A SURGEON of Bangladesh Eye Hospital performing surgery on the wrong eye of a child is yet another incident of medical negligence. The surgeon performed surgery on the right eye of the one-and-a-half-year-old child, who was admitted to the hospital with a problem in the left eye. Parents of the patient say that they took their son to the hospital for the problem in the left eye, but the surgeon operated on the right eye. She, however, later operated on the right eye, too. The surgeon, detained on complaint, admitted to her mistakes, explaining the mistake happened as the surgery was done at the eleventh hour of the hospital time when she was exhausted and could not notice it. Such an explanation is unacceptable and the mistake happened because of negligence, which could prove fatal as medical negligence took away lives of many patients and injured many more in many earlier cases of medical negligence and wrong treatment. A number of incidents of medical negligence and wrong treatment that caused death and injury made the headlines in the past.
The issue, after the death of a number of patients because of wrong treatment and medical negligence in the first half of 2024, created an uproar that the High Court asked the health ministry, the Directorate General of Health Services and the Bangladesh Medical and Dental Council, which is responsible for ensuring the conduct of physicians, to take measures to deal with complaints of medical negligence that causes death and compensation claims. This is important in view of the death or injury caused by medical negligence or wrong treatment that have so far largely gone by without much of an action. The Medical and Dental Council, which earned criticism for its inefficiency in preventing medical negligence and for its attempts to save physicians, took punitive action against only 14 physicians in its history and attended to only 2 per cent complaints that it received. Only one physician is reported to have permanently lost the licence. It is said that most complaints of medical negligence finally reach court as civil or criminal cases. But an absence of an adequate legal framework compounds the whole affair, which is said to have given rise to the lack of accountability of medical practitioners. Physicians responsible for wrong treatment or medical negligence are, therefore, rarely punished.
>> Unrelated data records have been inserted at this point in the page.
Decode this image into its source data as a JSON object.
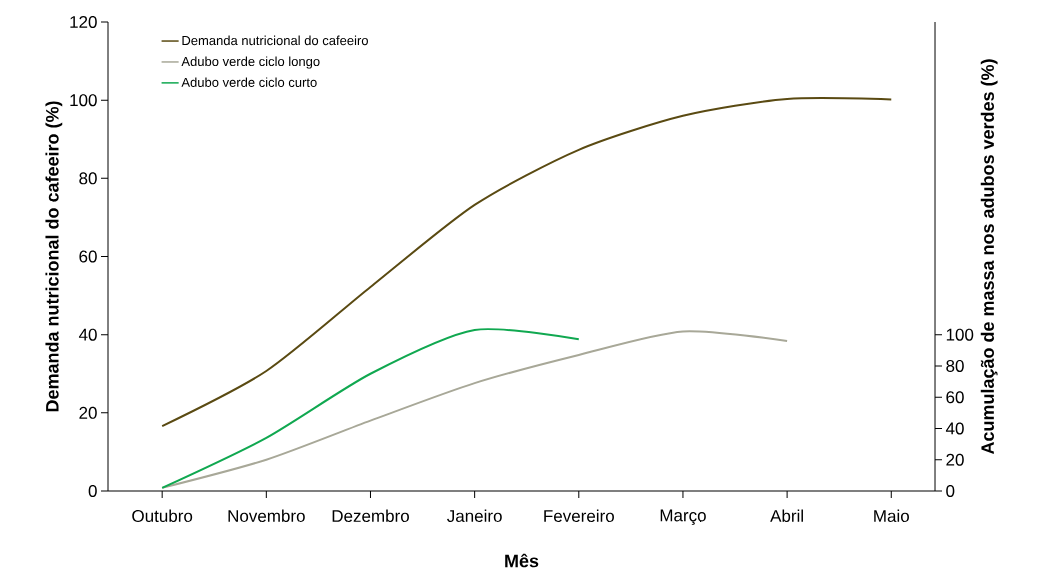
{
  "chart_data": {
    "type": "line",
    "xlabel": "Mês",
    "ylabel": "Demanda nutricional do cafeeiro (%)",
    "y2label": "Acumulação de massa nos adubos verdes (%)",
    "categories": [
      "Outubro",
      "Novembro",
      "Dezembro",
      "Janeiro",
      "Fevereiro",
      "Março",
      "Abril",
      "Maio"
    ],
    "series": [
      {
        "name": "Demanda nutricional do cafeeiro",
        "color": "#5a4a12",
        "values": [
          16.6,
          30.7,
          52.2,
          73.2,
          87.3,
          96,
          100.3,
          100.2
        ]
      },
      {
        "name": "Adubo verde ciclo longo",
        "color": "#a8a898",
        "axis": "y2",
        "values": [
          2,
          20,
          45,
          69,
          87,
          102,
          96,
          null
        ]
      },
      {
        "name": "Adubo verde ciclo curto",
        "color": "#10a850",
        "axis": "y2",
        "values": [
          2,
          34,
          75,
          103,
          97,
          null,
          null,
          null
        ]
      }
    ],
    "ylim": [
      0,
      120
    ],
    "yticks": [
      0,
      20,
      40,
      60,
      80,
      100,
      120
    ],
    "y2lim": [
      0,
      300
    ],
    "y2ticks": [
      0,
      20,
      40,
      60,
      80,
      100
    ],
    "legend": "top left"
  }
}
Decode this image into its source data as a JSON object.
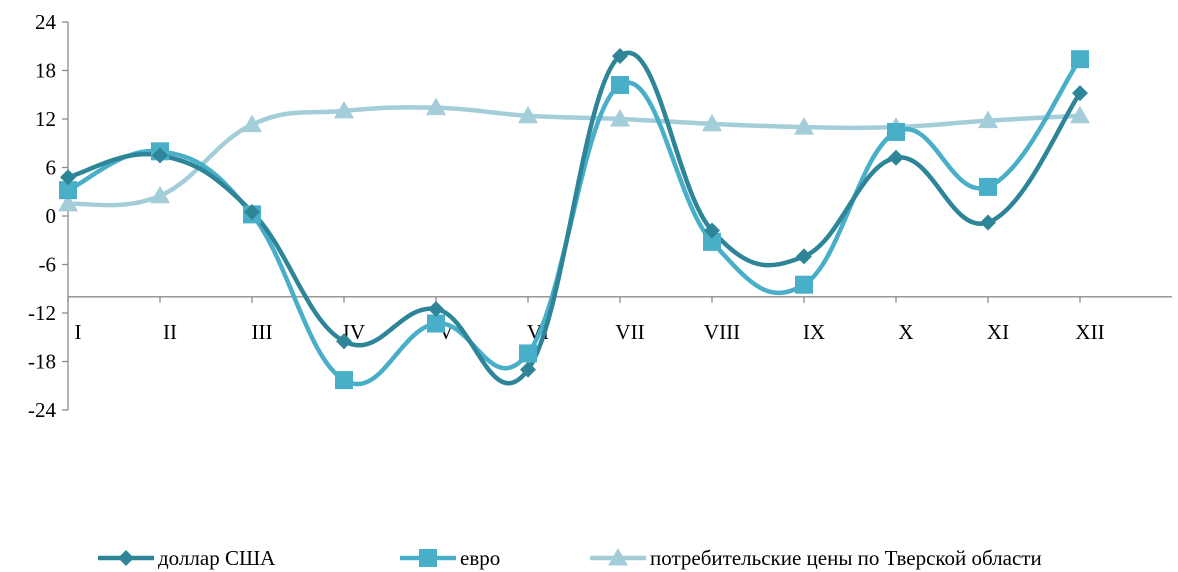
{
  "chart_data": {
    "type": "line",
    "smooth": true,
    "title": "",
    "xlabel": "",
    "ylabel": "",
    "categories": [
      "I",
      "II",
      "III",
      "IV",
      "V",
      "VI",
      "VII",
      "VIII",
      "IX",
      "X",
      "XI",
      "XII"
    ],
    "y_ticks": [
      24,
      18,
      12,
      6,
      0,
      -6,
      -12,
      -18,
      -24
    ],
    "ylim": [
      -24,
      24
    ],
    "category_axis_at": -10,
    "grid": false,
    "legend_position": "bottom",
    "series": [
      {
        "name": "доллар США",
        "color": "#2e8598",
        "marker": "diamond",
        "values": [
          4.8,
          7.5,
          0.5,
          -15.5,
          -11.5,
          -19.0,
          19.8,
          -1.8,
          -5.0,
          7.2,
          -0.8,
          15.2
        ]
      },
      {
        "name": "евро",
        "color": "#49afc9",
        "marker": "square",
        "values": [
          3.2,
          8.0,
          0.2,
          -20.3,
          -13.3,
          -17.0,
          16.2,
          -3.2,
          -8.5,
          10.4,
          3.6,
          19.4
        ]
      },
      {
        "name": "потребительские цены по Тверской области",
        "color": "#a3cdd9",
        "marker": "triangle",
        "values": [
          1.5,
          2.5,
          11.3,
          13.0,
          13.4,
          12.4,
          12.0,
          11.4,
          11.0,
          11.0,
          11.8,
          12.4
        ]
      }
    ]
  }
}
Taking into account the irregularities and negligence in the health sector, the government should provide clear legal directives to resolve the issues and prevent patients’ suffering and untimely death from misdiagnosis, surgical error or unnecessary surgery. It should enhance oversight so that medical and administrative operations of hospitals become transparent and accountable. The government should enact a law to prevent such medical negligence.